The 90-year-old filmmaker paced frenetically as he told hilarious stories about his life and Wilder – pausing only for one serious moment of reflection about his fallen pal: "He was a flat-out genius."

That brand of comic genius was on display Wednesday in theaters across the country when Brooks introduced a showing of their closest, and perhaps most enduring collaboration: "Young Frankenstein." The tale of a patched-together monster best tells the story of a filmmaker and actor who were made for one another.

Wilder first infused his manic energy into Brooks' classic 1968 debut film, "The Producers," co-staring as excitable, neurotic accountant Leo Bloom, whose little blue security blanket belied his big dreams of ill-gotten glory.

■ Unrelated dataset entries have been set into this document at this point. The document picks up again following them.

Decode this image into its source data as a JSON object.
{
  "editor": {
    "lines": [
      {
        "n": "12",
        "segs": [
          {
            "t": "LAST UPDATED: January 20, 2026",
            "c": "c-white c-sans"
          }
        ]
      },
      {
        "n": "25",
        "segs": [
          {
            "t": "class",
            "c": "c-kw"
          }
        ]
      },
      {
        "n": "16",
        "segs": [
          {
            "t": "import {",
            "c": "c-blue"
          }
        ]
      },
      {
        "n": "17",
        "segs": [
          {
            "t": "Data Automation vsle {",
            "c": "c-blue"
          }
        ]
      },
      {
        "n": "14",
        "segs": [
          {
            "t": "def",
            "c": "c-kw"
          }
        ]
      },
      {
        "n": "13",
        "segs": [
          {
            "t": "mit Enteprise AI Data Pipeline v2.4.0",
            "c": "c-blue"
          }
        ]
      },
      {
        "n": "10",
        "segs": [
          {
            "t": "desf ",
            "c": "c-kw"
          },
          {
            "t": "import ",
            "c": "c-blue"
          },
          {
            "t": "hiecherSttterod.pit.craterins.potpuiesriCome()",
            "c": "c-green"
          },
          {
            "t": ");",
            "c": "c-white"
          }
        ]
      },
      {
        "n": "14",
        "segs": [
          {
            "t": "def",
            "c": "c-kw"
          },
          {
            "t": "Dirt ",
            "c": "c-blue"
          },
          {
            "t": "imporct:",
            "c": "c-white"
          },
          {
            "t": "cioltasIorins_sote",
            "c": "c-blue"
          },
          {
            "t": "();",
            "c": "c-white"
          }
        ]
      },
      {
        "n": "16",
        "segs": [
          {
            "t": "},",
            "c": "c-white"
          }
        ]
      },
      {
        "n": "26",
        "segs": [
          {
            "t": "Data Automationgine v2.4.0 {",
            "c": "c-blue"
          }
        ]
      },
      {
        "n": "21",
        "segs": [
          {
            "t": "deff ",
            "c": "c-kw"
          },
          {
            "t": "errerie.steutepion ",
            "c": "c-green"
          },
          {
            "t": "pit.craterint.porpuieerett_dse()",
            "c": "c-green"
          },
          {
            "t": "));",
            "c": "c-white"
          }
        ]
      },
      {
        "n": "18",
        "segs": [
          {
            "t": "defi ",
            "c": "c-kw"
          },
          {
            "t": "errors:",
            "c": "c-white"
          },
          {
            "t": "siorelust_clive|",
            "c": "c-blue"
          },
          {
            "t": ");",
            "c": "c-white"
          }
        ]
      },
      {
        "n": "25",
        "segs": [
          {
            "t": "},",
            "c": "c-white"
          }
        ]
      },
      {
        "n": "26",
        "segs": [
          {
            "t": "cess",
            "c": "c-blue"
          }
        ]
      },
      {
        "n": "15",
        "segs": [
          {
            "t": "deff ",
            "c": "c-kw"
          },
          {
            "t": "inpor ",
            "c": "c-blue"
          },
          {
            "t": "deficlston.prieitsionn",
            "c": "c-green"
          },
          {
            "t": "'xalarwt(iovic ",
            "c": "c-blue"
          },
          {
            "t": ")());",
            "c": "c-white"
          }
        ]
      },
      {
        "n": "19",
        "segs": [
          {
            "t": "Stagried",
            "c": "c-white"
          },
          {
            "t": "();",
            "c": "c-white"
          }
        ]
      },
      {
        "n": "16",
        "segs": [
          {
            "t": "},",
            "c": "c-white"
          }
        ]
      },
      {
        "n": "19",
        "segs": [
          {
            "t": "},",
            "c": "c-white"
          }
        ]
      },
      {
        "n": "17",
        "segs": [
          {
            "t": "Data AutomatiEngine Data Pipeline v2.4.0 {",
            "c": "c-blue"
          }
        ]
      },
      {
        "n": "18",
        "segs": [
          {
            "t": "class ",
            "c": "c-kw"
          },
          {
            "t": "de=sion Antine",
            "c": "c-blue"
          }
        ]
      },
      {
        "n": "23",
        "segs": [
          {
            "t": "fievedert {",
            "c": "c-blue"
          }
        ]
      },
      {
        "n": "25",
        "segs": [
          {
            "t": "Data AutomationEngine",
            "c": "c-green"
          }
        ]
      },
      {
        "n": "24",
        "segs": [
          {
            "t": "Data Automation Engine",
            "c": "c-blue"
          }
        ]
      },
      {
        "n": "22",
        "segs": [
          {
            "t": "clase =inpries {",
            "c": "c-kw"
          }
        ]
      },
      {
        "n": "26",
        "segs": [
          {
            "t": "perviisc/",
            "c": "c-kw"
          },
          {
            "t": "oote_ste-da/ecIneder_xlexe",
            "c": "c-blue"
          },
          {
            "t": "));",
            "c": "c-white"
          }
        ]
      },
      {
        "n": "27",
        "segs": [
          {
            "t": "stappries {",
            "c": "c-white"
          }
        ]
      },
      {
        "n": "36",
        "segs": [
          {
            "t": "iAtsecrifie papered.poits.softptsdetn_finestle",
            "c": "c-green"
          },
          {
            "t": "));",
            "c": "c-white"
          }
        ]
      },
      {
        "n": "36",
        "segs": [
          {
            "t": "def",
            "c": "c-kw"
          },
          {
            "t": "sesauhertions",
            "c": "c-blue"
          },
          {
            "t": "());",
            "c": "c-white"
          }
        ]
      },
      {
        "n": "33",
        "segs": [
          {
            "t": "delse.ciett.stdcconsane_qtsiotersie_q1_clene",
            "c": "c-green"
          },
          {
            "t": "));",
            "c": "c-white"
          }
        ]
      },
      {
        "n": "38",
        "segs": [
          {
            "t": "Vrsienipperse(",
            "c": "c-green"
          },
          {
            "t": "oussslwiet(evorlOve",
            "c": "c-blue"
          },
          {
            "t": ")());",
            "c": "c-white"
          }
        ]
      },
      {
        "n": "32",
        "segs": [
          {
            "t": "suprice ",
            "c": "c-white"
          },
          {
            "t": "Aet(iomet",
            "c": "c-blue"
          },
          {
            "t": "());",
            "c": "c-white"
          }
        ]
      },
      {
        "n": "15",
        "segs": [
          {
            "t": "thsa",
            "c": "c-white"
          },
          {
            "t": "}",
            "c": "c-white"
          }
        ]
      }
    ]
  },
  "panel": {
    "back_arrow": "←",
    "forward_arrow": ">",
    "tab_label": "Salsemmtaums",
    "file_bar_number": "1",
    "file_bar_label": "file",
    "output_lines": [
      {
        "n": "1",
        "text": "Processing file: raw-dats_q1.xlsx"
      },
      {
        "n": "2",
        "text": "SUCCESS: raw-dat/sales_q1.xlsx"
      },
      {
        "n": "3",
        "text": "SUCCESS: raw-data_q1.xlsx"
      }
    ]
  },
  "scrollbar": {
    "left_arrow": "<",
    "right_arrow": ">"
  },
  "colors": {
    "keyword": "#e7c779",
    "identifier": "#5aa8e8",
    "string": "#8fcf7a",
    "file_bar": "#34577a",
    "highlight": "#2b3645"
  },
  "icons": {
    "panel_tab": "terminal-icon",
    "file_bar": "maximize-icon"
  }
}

As a last-minute replacement for rugged actor Gig Young in 1974’s "Blazing Saddles," Wilder lassoed his usual hyper persona and gave the Waco Kid, a seemingly stoic washed-up, tanked-up gunslinger, a haunted quality.

Brooks and Wilder’s final film together, also released in 1974, played off the story of Frankenstein, but it owed nearly as much to Jekyll and Hyde. Wilder, in full wild-eyed, wild-haired mode, transforms from a medical school professor uncomfortable with his Transylvanian roots (“My name is ‘Fronken-Shteen’”) into a proud monster-maker (“My name is Frankenstein!”) – weaving a 1970s identity crisis into a 1930s movie parody.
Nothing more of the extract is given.